佐田
どんな伝承か
福井県三方郡美浜町佐田の芳春寺での話。永井庵主によれば、三十二年前(昭和二十五年)に語り手の父が四十三歳で亡くなった時、庵の一室でお布施の金額と名前を書いていると、閉め切った部屋なのに一陣の風が吹き、紙片が舞い上がったという。父と庵主は同級生であった。
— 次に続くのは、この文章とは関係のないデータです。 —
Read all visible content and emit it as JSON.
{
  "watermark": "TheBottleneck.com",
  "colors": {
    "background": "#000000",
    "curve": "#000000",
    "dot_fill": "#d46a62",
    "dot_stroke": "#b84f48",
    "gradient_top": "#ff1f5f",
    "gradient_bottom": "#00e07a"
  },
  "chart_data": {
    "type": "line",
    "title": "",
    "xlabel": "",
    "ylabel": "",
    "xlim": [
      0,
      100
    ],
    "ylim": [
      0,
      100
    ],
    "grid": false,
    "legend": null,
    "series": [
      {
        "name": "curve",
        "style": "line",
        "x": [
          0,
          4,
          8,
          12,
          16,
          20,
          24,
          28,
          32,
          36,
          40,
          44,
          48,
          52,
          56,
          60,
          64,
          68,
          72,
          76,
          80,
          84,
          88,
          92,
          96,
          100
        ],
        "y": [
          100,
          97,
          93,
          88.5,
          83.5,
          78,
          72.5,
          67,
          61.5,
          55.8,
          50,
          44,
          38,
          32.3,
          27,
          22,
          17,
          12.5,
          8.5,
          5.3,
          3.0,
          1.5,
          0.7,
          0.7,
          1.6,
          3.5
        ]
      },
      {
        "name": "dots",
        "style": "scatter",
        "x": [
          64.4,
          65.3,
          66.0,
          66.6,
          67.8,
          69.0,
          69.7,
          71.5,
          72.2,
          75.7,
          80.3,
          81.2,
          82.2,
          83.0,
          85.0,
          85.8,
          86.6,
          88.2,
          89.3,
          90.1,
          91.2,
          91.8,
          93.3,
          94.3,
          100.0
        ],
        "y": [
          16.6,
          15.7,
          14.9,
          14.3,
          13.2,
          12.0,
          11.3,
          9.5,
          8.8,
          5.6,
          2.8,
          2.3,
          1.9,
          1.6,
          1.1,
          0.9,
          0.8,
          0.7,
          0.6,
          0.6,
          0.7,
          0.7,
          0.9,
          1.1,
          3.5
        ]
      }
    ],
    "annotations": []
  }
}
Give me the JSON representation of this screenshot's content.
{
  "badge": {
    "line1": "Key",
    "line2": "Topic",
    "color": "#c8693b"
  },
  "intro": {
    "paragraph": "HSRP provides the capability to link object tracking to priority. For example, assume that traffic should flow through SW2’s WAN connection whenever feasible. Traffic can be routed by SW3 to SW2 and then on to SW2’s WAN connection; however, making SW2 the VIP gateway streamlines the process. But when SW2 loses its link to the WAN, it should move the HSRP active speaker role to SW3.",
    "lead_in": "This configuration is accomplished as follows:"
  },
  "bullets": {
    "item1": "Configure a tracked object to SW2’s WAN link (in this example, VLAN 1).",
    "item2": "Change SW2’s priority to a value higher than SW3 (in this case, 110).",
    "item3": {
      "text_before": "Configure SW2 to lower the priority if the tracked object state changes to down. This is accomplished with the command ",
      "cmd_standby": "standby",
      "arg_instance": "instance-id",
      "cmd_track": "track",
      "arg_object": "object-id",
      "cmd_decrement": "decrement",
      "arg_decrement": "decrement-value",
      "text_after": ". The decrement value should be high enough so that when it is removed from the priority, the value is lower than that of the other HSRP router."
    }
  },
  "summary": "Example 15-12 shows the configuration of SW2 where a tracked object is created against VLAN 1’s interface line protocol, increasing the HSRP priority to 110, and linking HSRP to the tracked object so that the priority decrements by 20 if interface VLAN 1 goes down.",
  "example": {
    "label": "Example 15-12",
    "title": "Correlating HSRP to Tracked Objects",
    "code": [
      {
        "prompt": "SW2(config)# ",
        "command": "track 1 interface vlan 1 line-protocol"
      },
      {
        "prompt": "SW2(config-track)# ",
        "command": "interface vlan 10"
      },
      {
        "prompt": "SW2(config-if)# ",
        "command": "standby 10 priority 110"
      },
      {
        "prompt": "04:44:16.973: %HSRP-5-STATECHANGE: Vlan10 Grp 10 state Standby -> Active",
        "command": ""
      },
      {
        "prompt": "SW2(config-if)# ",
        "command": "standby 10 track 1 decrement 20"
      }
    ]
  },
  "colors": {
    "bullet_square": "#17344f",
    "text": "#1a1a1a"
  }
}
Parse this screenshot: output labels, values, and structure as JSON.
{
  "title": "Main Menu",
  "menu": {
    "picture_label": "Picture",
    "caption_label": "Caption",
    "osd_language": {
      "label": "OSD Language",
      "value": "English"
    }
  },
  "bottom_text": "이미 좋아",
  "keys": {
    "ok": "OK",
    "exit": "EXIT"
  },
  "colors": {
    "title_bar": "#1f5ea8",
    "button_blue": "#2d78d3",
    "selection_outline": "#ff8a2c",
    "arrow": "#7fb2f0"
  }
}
また、檀家の者が死ぬと必ず本堂の戸が開くといい、その音を聞いて、誰か死んだなと知るのだという。
※伝承地の場所は必ずしも正確ではありません
出典の文献について
現代民話考 ― 死の知らせ・あの世へ行った話(松谷みよ子・民話・口承文芸・昭和)
松谷みよ子『現代民話考 ― 死の知らせ・あの世へ行った話』を小話単位で全699話収録。死の知らせ・予兆、あの世(地獄・極楽)へ行った話、死者からのサイン、生まれかわりなど、生死とあの世にまつわる現代の民話を全国から採集し地域・話者つきで収録する。各話に採集地(都道府県・市区町村)と話者・回答者を可能な範囲で付す(県判明606話・市区町村判明489話、戦地や場所不明の話を含む)。原典は読者からの投稿・採訪に基づく現代民話の集成。